More recently, the coverage of the wars in Iraq and Afghanistan, with its emphasis on civilian and U.S. casualties and setbacks, has reflected the media's liberal prejudices. At the same time the U.S. army was achieving one of the swiftest victories in military history, "the elite press proclaimed imminent U.S. defeat, trumpeted every purported injustice or error committed by our troops, and, Cold War-style, even sympathized with the enemy." Coverage of antiwar protests, most of which have been coordinated by leftist if not outright-Communist organizations, was as "indulgent and celebratory" as coverage of the war was grim and critical. Worse, the coverage implied a greater support for the protests than actually existed: "In thirty-eight different stories on antiwar street demonstrations, CNN noted only once that most Americans did not support the protestors' views." And of course, popular culture has been as biased liberally as the media, demonizing businessmen, Christians, and conservatives even as it celebrates and approves sexual deviancy and heathenism.

The liberal-leftist monopoly over media and popular culture has fostered as well what Anderson calls "illiberal liberalism," "an ugly habit of left-liberal political argument to dismiss conservative ideas as if they don't deserve a hearing, and to redefine mainstream conservative views as extremism and bigotry." Many liberals and leftists are enabled in this addiction by a media that seldom calls them on their use of question-begging epithets like "racist," "sexist," "homophobic," and "insensitive" in order to avoid serious debate and defense of their ideas. Thus reasoned debate, the lifeblood of participatory government, is excluded from much of the public square, and politics degenerates into a quasi-religious obeisance to ideas and values no matter how worn out or pernicious.....

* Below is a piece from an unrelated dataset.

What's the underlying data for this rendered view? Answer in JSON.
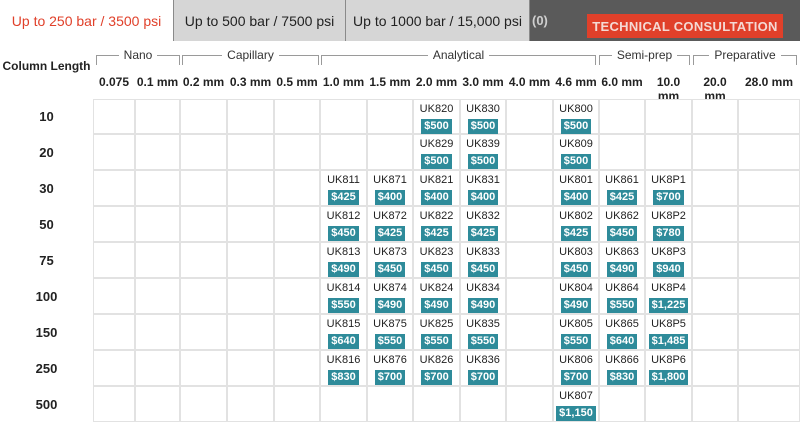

For me the best part of the book is the chapter on "South Park Anti-Liberals." The raunchy, foul-mouthed, frequently vulgar show on cable television's Comedy Central provides some of the most devastating puncturing of liberal pretensions and smug self-satisfaction.....

The popularity of such shows among the young has contributed to what Anderson calls in his last chapter "campus conservatives rising." From being non-existent or nearly invisible on college campuses a decade ago, conservative students have increased their numbers and become much bolder at challenging their professors and college administrators on hot-button issues such as affirmative action and abortion. College Republican groups, for example, have tripled in just six years, with 120,000 members (compared to 100,00 College Democrats). And surveys of student attitudes find a corresponding increase in conservative and libertarian views among college students, a change reflected as well in the increasing numbers of conservative college newspapers. Anderson also rightly credits organizations such as the Intercollegiate Studies Institute, which since 1953 has fostered and supported conservative ideas in higher education. Thanks to ISI and other groups such as the Students for Academic Freedom and the Foundation for Individual Rights in Education, "the Left's hold on academe is beginning to loosen," as Anderson writes. The consequence will be the creation of the intellectual diversity that universities are supposed to promote, but have sacrificed in the last few decades to a rigid ideological conformity harmful both to democratic politics and to the development of a critical mind....

Anderson ends with some salutary caution about thinking that the culture war is over and the left has lost. Yet all the trends are in the right direction. Mainstream media can no longer get away with partial or biased reporting, now that cable news alternatives and Internet blogs are around to monitor them. And the fact that these days liberal dogma is the elite authority in schools means that the rebellious and populist inclinations of young people will be focused precisely on the those smug and sanctimonious authorities. The net result will be to compel the liberal-left "to reexamine, argue, and refine its positions, so many of which have proved disastrously wrong, and stop living off the past. It's hard to imagine that this development won't result in a broader, richer, deeper national debate." And in a greater scope for the liberating power of truth.